Sensations strap-on : le gode-ceinture dévoilé

Sensations strap-on : le gode-ceinture dévoilé

Alors c'est ça que voulait dire Freud quand il parlait d' ''envie de pénis'', pensais-je en ajustant l'angle de mon gode-ceinture. Je portais un joli ensemble de lingerie et j'étais sur le point de participer à un photoshooting en intérieur. Mon intention était que les photos qui en sortiraient soient parfaites pour illustrer la section LGBT d'un de mes livres publiés il y a quelques années.

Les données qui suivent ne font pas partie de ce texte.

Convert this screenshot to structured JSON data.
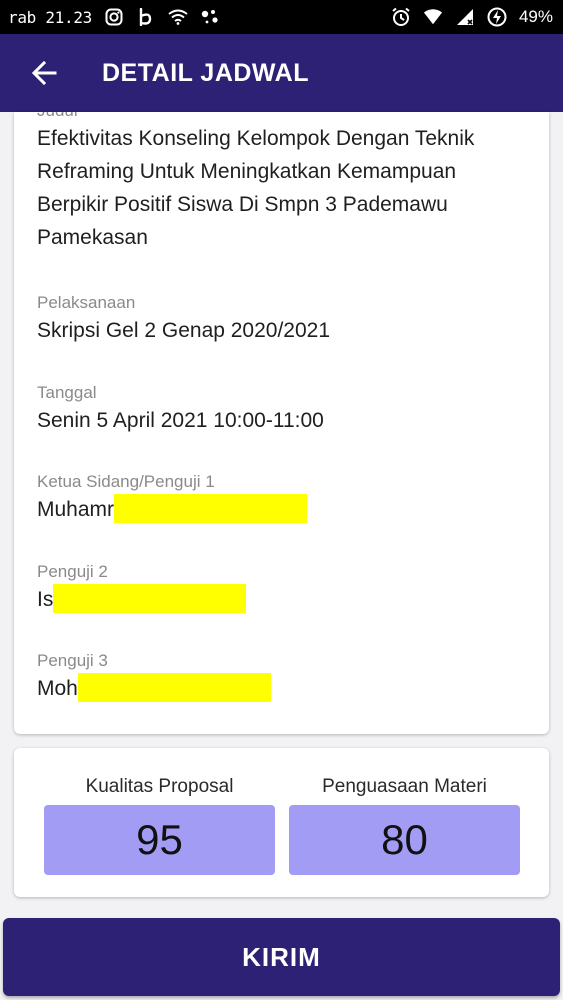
{
  "status_bar": {
    "time": "rab 21.23",
    "battery": "49%",
    "icons": [
      "instagram-icon",
      "beats-icon",
      "wifi-icon",
      "assistant-icon",
      "alarm-icon",
      "wifi-icon",
      "signal-icon",
      "battery-charging-icon"
    ]
  },
  "app_bar": {
    "back_icon": "arrow-back-icon",
    "title": "DETAIL JADWAL",
    "background": "#2c2174"
  },
  "detail": {
    "judul_label": "Judul",
    "judul_value": "Efektivitas Konseling Kelompok Dengan Teknik Reframing Untuk Meningkatkan Kemampuan Berpikir Positif Siswa Di Smpn 3 Pademawu Pamekasan",
    "pelaksanaan_label": "Pelaksanaan",
    "pelaksanaan_value": "Skripsi Gel 2 Genap 2020/2021",
    "tanggal_label": "Tanggal",
    "tanggal_value": "Senin 5 April 2021 10:00-11:00",
    "ketua_label": "Ketua Sidang/Penguji 1",
    "ketua_value": "Muhamr",
    "penguji2_label": "Penguji 2",
    "penguji2_value": "Is",
    "penguji3_label": "Penguji 3",
    "penguji3_value": "Moh",
    "redaction_color": "#ffff00"
  },
  "scores": {
    "kualitas_label": "Kualitas Proposal",
    "kualitas_value": "95",
    "penguasaan_label": "Penguasaan Materi",
    "penguasaan_value": "80",
    "box_color": "#a39cf5"
  },
  "submit": {
    "label": "KIRIM"
  }
}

Jusqu'au moment où j'ai fais s'agiter le membre synthétique de haut en bas, je n'avais jamais eu l'idée que je pourrais jamais ressentir le besoin de cette ''envie du pénis''. Quand j'étudiais la psychologie en amateur, la pensée même d'avoir un phallus à moi - tout comme la plupart des enseignements freudiens – me semblait complètement absurde.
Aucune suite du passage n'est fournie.